Düsseldorf Mit aller Macht versucht Rewe-Chef Alain Caparros den geplanten Zusammenschluss der Konkurrenten Edeka und Kaiser’s Tengelmann zu torpedieren. In einer ganzseitigen Zeitungsanzeige, in der er Tengelmann-Chef Karl-Erivan Haub direkt anspricht, warnt er davor, dass die Macht des Marktführers Edeka nach einer Übernahme von Kaiser’s Tengelmann weiter wachsen würde – „zulasten des Wettbewerbs, der Kunden und der Lieferanten“. Und er macht sehr weitgehende Zusagen für die Mitarbeiter und die Sicherung der Arbeitsplätze, falls sich Haub doch noch zu einem Verkauf an Rewe entschließen sollte.

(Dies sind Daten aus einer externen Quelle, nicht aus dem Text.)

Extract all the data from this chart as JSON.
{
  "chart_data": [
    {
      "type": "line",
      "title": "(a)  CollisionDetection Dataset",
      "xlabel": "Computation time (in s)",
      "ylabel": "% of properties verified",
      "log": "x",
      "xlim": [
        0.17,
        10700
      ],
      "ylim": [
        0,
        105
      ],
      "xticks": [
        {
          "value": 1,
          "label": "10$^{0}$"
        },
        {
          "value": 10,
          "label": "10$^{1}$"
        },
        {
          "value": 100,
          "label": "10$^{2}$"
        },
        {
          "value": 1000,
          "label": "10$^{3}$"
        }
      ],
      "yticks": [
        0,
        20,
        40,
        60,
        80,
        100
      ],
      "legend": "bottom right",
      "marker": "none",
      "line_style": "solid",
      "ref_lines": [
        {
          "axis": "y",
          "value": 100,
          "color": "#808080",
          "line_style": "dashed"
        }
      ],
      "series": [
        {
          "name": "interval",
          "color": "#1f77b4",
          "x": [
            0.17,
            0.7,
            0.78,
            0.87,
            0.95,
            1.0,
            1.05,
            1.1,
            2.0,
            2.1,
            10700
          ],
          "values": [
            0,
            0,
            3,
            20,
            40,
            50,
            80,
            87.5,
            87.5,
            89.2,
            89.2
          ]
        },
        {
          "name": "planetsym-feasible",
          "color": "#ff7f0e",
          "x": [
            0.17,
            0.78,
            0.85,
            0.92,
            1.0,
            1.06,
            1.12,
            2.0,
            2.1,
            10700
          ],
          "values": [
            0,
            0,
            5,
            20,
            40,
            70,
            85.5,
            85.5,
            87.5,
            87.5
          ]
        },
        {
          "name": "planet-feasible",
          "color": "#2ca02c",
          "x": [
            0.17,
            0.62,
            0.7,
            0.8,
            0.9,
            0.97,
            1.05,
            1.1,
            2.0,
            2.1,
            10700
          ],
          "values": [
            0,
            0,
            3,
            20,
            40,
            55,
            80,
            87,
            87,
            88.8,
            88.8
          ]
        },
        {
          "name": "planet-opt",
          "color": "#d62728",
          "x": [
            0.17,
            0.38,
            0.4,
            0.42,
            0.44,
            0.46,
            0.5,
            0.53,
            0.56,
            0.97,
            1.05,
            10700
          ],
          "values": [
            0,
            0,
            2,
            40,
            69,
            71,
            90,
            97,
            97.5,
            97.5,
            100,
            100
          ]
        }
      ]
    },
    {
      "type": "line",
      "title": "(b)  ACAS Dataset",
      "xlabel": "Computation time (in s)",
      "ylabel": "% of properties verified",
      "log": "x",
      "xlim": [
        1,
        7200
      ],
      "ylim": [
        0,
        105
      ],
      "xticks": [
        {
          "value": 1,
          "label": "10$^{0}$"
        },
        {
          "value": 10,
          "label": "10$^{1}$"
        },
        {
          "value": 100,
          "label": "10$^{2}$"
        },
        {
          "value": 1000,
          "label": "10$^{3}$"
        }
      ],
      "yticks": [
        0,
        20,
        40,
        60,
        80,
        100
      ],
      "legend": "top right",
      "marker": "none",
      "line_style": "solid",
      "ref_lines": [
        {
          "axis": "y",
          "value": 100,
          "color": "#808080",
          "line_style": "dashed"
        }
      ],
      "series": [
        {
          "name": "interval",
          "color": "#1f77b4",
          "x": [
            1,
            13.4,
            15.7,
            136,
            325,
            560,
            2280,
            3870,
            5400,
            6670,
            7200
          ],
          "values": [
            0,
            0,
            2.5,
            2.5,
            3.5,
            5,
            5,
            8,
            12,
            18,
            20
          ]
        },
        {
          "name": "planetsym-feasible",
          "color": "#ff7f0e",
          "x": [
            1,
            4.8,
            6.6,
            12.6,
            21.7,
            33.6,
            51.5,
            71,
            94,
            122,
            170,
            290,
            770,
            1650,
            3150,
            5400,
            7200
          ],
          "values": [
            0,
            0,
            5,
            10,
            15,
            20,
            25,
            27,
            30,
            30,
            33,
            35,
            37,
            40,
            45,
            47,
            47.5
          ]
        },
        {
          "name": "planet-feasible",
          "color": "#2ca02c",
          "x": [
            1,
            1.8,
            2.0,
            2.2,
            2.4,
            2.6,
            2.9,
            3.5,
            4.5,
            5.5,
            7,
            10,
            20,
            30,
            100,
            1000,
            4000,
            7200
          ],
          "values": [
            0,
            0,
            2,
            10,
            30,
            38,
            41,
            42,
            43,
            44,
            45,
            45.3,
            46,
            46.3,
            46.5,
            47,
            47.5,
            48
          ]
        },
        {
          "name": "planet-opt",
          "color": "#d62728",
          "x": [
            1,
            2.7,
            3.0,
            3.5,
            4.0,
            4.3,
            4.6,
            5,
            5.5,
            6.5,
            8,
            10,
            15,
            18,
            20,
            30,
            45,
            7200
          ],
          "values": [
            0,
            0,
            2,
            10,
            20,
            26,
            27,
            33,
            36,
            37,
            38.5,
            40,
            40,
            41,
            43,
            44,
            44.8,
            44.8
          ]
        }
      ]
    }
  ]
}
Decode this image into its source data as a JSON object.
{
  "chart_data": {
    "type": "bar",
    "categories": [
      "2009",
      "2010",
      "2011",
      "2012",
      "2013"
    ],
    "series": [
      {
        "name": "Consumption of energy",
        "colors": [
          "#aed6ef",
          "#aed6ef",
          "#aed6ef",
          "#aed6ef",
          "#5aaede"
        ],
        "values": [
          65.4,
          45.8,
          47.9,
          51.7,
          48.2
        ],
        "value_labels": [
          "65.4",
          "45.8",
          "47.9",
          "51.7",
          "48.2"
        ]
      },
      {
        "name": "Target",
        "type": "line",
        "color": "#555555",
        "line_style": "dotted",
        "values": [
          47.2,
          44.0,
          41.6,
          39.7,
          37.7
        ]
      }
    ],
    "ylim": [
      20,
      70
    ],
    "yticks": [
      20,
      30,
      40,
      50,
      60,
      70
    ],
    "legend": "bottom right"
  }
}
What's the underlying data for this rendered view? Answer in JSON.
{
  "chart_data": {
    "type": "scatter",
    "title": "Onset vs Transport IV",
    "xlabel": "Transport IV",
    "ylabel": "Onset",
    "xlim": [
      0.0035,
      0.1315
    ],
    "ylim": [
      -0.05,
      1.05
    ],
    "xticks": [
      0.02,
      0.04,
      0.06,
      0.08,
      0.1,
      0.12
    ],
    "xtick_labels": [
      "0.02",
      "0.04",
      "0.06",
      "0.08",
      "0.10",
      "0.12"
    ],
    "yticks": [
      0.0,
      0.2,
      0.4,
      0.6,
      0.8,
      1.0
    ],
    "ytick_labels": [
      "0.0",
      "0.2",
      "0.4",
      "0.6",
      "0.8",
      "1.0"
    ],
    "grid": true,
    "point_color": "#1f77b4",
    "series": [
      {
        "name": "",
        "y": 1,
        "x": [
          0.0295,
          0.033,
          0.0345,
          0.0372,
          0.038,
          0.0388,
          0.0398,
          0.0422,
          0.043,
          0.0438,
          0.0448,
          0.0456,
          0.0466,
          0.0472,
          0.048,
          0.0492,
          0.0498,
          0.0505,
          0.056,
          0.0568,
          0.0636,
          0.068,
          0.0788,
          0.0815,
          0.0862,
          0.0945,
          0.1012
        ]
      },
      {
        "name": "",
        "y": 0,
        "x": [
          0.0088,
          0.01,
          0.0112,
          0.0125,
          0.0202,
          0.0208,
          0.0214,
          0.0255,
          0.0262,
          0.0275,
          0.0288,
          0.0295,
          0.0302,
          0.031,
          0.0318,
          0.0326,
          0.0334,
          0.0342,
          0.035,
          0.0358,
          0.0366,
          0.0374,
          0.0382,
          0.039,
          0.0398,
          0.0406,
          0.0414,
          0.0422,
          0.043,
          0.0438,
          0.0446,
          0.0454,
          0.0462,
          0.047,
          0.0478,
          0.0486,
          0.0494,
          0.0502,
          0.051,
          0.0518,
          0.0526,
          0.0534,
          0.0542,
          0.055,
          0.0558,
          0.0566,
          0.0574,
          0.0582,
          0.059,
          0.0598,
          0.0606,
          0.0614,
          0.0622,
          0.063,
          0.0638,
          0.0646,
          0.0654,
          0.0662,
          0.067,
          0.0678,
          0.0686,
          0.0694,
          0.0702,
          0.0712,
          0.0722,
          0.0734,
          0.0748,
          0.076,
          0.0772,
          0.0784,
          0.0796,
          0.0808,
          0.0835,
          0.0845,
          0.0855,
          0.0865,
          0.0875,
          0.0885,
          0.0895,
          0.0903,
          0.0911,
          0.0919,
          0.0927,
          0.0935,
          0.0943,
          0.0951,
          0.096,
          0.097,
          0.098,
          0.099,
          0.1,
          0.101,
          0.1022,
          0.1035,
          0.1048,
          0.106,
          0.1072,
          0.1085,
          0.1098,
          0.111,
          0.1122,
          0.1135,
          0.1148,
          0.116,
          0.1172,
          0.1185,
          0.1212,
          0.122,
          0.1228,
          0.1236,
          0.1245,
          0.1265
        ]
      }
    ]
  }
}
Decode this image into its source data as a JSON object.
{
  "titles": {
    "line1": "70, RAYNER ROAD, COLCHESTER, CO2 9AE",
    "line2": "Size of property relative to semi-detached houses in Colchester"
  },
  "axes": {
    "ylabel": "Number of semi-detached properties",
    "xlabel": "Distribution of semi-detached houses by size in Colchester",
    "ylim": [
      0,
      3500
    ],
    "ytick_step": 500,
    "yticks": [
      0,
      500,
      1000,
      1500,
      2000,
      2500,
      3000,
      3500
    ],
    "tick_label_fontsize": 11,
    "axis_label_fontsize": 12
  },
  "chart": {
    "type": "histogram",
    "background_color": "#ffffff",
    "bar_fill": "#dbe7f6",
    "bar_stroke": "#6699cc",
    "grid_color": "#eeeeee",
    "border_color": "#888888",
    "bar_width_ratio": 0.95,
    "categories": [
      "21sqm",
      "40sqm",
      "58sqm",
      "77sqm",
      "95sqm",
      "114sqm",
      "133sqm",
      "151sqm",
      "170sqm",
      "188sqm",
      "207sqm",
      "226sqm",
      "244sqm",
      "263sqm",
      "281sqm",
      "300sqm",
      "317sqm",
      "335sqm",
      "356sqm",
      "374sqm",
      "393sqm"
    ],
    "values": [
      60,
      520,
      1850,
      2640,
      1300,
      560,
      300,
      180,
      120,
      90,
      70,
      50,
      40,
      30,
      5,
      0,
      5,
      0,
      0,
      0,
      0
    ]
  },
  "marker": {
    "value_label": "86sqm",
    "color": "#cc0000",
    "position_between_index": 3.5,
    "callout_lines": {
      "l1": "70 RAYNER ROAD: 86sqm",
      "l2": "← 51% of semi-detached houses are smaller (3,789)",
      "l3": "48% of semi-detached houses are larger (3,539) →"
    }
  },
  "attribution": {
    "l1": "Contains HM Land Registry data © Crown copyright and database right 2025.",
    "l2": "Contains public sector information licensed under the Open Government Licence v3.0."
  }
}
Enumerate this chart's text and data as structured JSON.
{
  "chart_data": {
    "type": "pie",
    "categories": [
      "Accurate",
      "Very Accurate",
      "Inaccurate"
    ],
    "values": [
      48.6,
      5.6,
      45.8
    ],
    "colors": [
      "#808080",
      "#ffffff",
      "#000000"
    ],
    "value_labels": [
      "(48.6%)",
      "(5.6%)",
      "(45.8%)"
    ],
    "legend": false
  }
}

Die Attacke kommt für Tengelmann zu einem denkbar ungünstigen Zeitpunkt. Das Kartellamt hat die Übernahme durch Edeka bereits untersagt. Nun hoffen die beiden Unternehmen, dass sich Wirtschaftsminister Sigmar Gabriel mit einer Ministererlaubnis über das Votum der Wettbewerbshüter hinwegsetzt. Ihr Argument: Nur so könnten alle 16.000 Arbeitsplätze bei Kaiser’s Tengelmann gerettet werden. Eine Alternative dazu gebe es nicht.

Haubs Problem: Nicht einmal die Arbeitnehmer kaufen ihm diese Argumentation ohne weiteres ab. So hat die Gewerkschaft Verdi an diesem Dienstag erneut eine „nachhaltige Beschäftigungsgarantie“ für alle Mitarbeiter gefordert. Bisher gebe es keine derartige rechtsverbindliche Zusicherung von Edeka, kritisierte Verdi-Bundesvorstandsmitglied Stefanie Nutzenberger.

Daran ändere auch ein am Wochenende bekanntgewordener Brief des Edeka-Chefs Markus Mosa an die Gesamtbetriebsratsvorsitzende von Kaiser's Tengelmann nichts. Die darin gemachten Zusicherungen nannte sie „unverbindliche, geradezu wolkige Absichtserklärungen“. Zuvor hatte auch schon ein Teil des Betriebsrats von Tengelmann in einem Brief an Haub Bedenken angemeldet.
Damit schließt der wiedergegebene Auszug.